The server's resource needs grow slowly compared to workers. Consider upgrading when you observe:

  • Database connections exhausted - Increase connection pool size or upgrade server RAM
  • CPU sustained >80% - Rare, but indicates heavy coordination load
  • Network bandwidth saturated - Large payloads moving between workers and server

For most deployments, a modest server (2-4 CPUs, 4-8GB RAM) can coordinate hundreds of workers processing thousands of tasks per second.

What's not available yet

Some features you might expect in a high-availability guide aren't implemented today:

Multi-server coordination - Resonate doesn't support running multiple server instances that coordinate with each other. You run one server that coordinates many workers.

Automatic server failover - No built-in automatic failover between multiple server instances.
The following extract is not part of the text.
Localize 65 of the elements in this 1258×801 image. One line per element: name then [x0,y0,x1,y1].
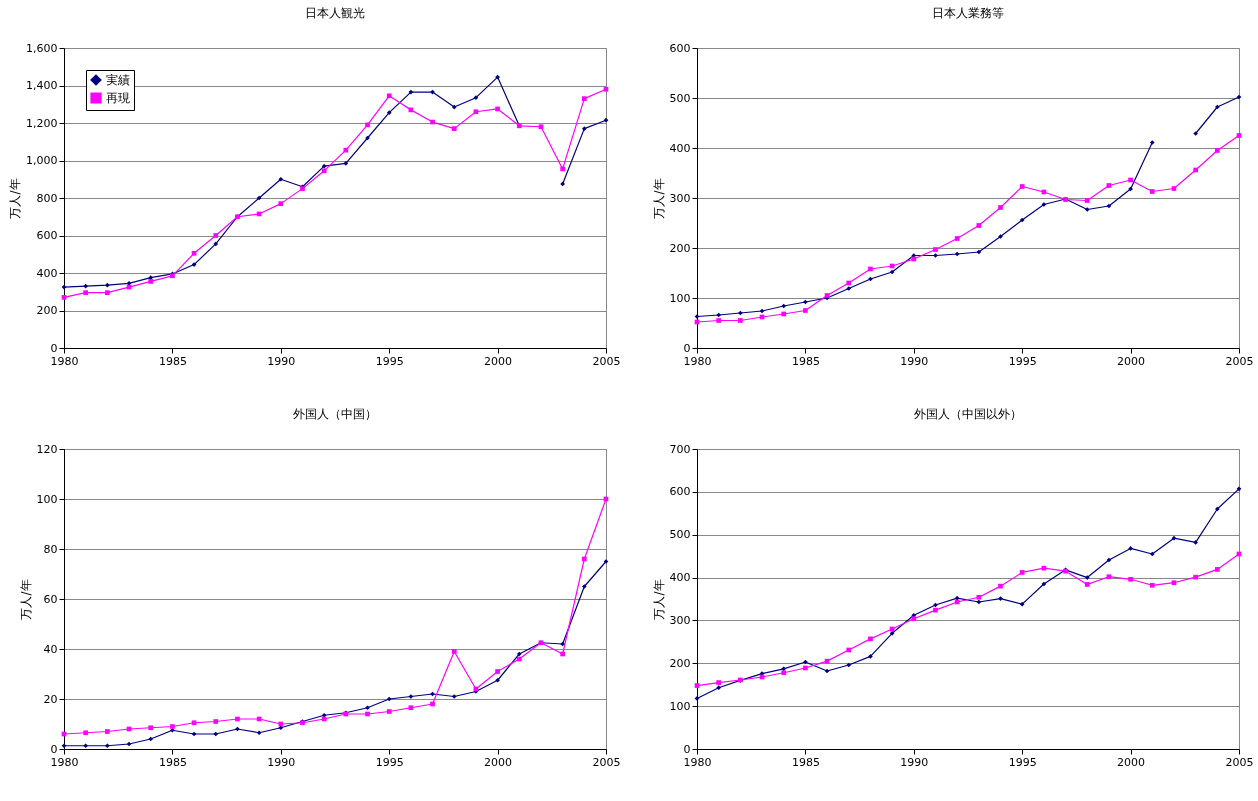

Use PostgreSQL HA/replication for state persistence, and restart the server if it crashes.

Cross-region disaster recovery - For multi-region setups, use standard PostgreSQL replication patterns and manual failover procedures.

These features aren't implemented because worker horizontal scaling handles the vast majority of scale and availability needs. The server coordinates but doesn't execute work, so it's rarely a bottleneck or single point of failure (state lives in PostgreSQL).

If your use case exceeds single-server capacity, contact the Resonate team to discuss your requirements.

Summary

Availability in Resonate depends on:

  1. PostgreSQL availability (use managed HA services)
  2. Server monitoring and alerting
  3. Worker fault tolerance (automatic via heartbeats)

The pattern:

  • Use managed PostgreSQL with HA configuration
  • Monitor server health and database connections
  • Scale workers horizontally for capacity
  • Scale server vertically if coordination becomes a bottleneck

Resonate's architecture makes availability simpler because execution state lives in the database, not in-memory. Worker failures don't lose work, and server restarts are safe.